Era la solita storia: io amavo Matteo e lui, almeno così mi aveva detto, amava me, ma c’era un bancomat tra noi due, quello di Monica.
«C’è tanta gente che si sposa senza amore» mi disse Matteo la sera che ci lasciammo «e altrettanta che rimane sposata quando l’amore è finito».
Eravamo sul lungomare, anche se era già autunno e qualche onda, più alta delle altre, arrivava fino alla panchina dove eravamo seduti, riempiendola di spruzzi. A un’immaginazione sufficientemente melensa potevano sembrare lacrime e penso che a tutti e due andasse bene così perché avevamo trent’anni e la nostra giovinezza e i nostri sogni stavano svanendo come l’abbronzatura di quell’estate.    
«La vita con Monica appare… passabile» continuò Matteo «sai, penso che si sia affezionata a me e, probabilmente, nel suo ambiente l’affetto è quanto di meglio ci si possa aspettare da un matrimonio».
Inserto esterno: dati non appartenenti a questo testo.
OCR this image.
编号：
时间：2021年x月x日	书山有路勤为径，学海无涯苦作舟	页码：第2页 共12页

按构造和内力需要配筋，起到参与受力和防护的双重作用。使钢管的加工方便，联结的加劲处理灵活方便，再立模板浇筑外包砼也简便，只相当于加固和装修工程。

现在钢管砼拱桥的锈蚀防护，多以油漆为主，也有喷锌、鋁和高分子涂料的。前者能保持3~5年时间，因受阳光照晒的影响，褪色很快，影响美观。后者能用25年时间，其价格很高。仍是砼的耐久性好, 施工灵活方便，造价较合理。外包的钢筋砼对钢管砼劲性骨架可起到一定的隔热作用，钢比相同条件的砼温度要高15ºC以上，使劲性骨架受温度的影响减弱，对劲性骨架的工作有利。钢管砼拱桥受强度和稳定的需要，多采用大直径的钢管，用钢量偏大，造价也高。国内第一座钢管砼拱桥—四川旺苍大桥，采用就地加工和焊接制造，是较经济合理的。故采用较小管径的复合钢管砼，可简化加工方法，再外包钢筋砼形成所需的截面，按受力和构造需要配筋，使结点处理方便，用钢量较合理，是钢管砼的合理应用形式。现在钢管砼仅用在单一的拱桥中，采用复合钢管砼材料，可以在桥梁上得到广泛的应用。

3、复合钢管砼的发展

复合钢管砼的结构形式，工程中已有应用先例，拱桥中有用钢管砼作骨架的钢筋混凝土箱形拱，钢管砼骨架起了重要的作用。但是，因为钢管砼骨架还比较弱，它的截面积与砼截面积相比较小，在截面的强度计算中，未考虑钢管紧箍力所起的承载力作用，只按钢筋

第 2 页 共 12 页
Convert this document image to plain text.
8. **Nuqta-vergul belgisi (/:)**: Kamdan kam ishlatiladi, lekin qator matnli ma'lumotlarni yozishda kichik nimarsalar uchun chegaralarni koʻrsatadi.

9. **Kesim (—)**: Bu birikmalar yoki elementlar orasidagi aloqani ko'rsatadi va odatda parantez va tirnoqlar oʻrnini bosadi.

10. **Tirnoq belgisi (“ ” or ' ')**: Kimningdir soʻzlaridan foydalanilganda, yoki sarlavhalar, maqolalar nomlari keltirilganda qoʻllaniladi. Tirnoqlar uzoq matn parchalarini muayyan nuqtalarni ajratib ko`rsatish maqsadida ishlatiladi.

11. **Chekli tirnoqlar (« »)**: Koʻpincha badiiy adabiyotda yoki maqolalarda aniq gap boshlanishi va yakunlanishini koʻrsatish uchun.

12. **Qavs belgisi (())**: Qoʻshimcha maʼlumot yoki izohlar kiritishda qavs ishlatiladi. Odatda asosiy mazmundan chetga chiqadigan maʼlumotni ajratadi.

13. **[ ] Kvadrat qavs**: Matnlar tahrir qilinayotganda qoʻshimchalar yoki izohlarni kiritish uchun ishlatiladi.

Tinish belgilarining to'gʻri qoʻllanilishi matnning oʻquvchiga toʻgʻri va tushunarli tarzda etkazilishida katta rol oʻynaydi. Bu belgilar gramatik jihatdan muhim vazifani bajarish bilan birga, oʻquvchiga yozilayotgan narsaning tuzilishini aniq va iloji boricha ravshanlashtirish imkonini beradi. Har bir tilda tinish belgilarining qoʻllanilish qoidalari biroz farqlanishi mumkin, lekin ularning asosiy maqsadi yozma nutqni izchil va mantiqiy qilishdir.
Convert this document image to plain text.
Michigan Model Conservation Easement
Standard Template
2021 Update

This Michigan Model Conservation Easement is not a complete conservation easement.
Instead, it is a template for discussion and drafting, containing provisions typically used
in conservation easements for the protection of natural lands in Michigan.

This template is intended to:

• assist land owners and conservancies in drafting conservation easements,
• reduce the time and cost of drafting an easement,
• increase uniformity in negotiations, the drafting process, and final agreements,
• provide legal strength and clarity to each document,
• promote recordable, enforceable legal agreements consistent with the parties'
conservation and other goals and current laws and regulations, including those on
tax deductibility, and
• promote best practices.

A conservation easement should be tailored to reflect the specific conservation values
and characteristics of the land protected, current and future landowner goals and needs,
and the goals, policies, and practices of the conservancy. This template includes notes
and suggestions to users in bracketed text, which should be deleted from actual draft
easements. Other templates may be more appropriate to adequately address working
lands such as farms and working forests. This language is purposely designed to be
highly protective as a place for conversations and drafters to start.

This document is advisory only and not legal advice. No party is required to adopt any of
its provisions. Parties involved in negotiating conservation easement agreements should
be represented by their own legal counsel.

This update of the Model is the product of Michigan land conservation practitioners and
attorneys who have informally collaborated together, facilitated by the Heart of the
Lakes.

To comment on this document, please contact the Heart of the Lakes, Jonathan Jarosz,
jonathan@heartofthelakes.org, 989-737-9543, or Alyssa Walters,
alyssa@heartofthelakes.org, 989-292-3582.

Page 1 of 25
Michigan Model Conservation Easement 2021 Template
«C’è anche il sesso» dissi. Era un’accusa, neanche tanto velata, ma non ero in vena di delicatezze quella sera e penso che possiate capirmi.
Matteo annuì. «Certo» disse accendendosi per l’ennesima volta una sigaretta che le onde e il vento continuavano a spegnere «c’è anche quello, ma non è per quello, e lo sai».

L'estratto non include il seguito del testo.